Episódio 40 - «História triste de um compositor» (Vítor Pais) + «Breve história da laca» (Miguel Fragata e Inês Barahona»

História triste de um compositor

Quando o conheci era ele quem compunha o canto dos pássaros.
Andava pelo país fora com um pequeno piano de brincar debaixo do braço e compunha aquelas melodias muito simples que as aves cantam todo o dia umas para as outras. Pagavam-lhe em bagas e sementes e parece que vivia disso. Depois, quando lhe começou a crescer o musgo nos dedos, deixou de conseguir tocar piano.
A princípio ainda conseguia aparar o musgo e a coisa ia andando, mas aquilo começou a crescer tão rapidamente que não lhe deu qualquer hipótese. No fim parecia uma árvore, todo verde e musgoso, mas sempre coberto de pássaros que lhe continuavam a trazer sementes.
Da última vez que o vi, ainda conseguia assobiar e continuava a compor. Depois, enfim, lá se foi.
Olha, ouves aquele rouxinol a cantar? A música é dele.
 
Breve história da laca

Paris, 1950. Madame Huguette e Madame Lorraine saem do salão do cabeleireiro.
Madame Huguette traz uma banana perfeita, nem um cabelo solto. Banana, não a de comer… Cabelo repuxado atrás, enrolado sobre si próprio, preso com milhares de ganchos. O penteado terminado com o melhor amigo de qualquer cabeleireiro: laca. 
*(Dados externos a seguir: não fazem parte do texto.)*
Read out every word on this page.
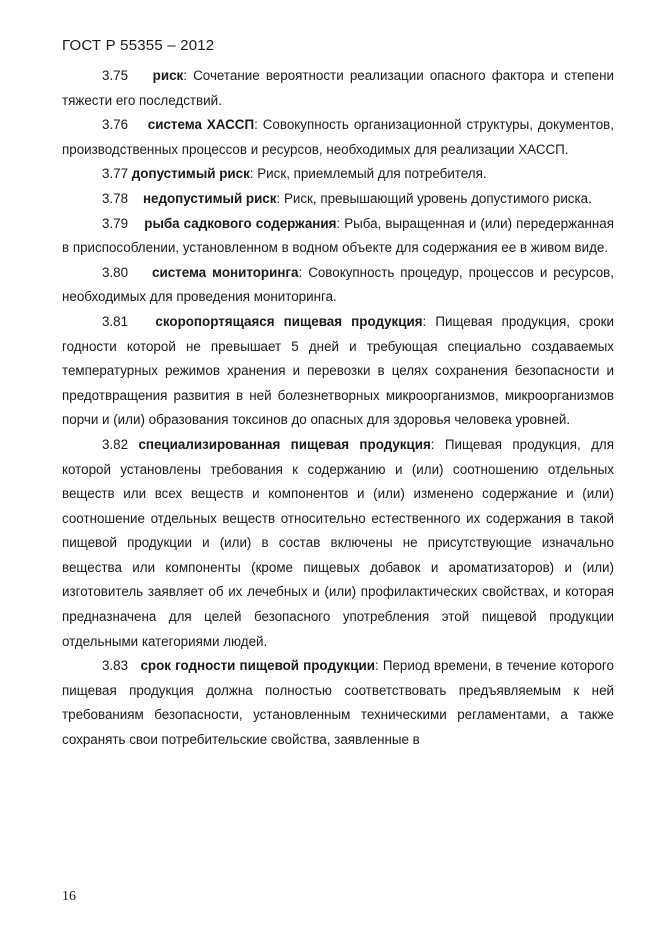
ГОСТ Р 55355 – 2012

3.75 риск: Сочетание вероятности реализации опасного фактора и степени тяжести его последствий.

3.76 система ХАССП: Совокупность организационной структуры, документов, производственных процессов и ресурсов, необходимых для реализации ХАССП.

3.77 допустимый риск: Риск, приемлемый для потребителя.

3.78 недопустимый риск: Риск, превышающий уровень допустимого риска.

3.79 рыба садкового содержания: Рыба, выращенная и (или) передержанная в приспособлении, установленном в водном объекте для содержания ее в живом виде.

3.80 система мониторинга: Совокупность процедур, процессов и ресурсов, необходимых для проведения мониторинга.

3.81 скоропортящаяся пищевая продукция: Пищевая продукция, сроки годности которой не превышает 5 дней и требующая специально создаваемых температурных режимов хранения и перевозки в целях сохранения безопасности и предотвращения развития в ней болезнетворных микроорганизмов, микроорганизмов порчи и (или) образования токсинов до опасных для здоровья человека уровней.

3.82 специализированная пищевая продукция: Пищевая продукция, для которой установлены требования к содержанию и (или) соотношению отдельных веществ или всех веществ и компонентов и (или) изменено содержание и (или) соотношение отдельных веществ относительно естественного их содержания в такой пищевой продукции и (или) в состав включены не присутствующие изначально вещества или компоненты (кроме пищевых добавок и ароматизаторов) и (или) изготовитель заявляет об их лечебных и (или) профилактических свойствах, и которая предназначена для целей безопасного употребления этой пищевой продукции отдельными категориями людей.

3.83 срок годности пищевой продукции: Период времени, в течение которого пищевая продукция должна полностью соответствовать предъявляемым к ней требованиям безопасности, установленным техническими регламентами, а также сохранять свои потребительские свойства, заявленные в

16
Madame Lorraine, avó de cabelos curtos, traz a cabeleira impecavelmente escovada. O “cabelo armado”. Armado de laca. 

O penteado preso no ar, imóvel perante a passagem de uma brisa, ou de uma rajada de vento. 

Se se fizesse o teste de ligar um aspirador junto àqueles dois penteados, nem um fio de cabelo se moveria.
 
Laca, o elemento essencial para deixar as pessoas livres, disponíveis para viver a sua vida.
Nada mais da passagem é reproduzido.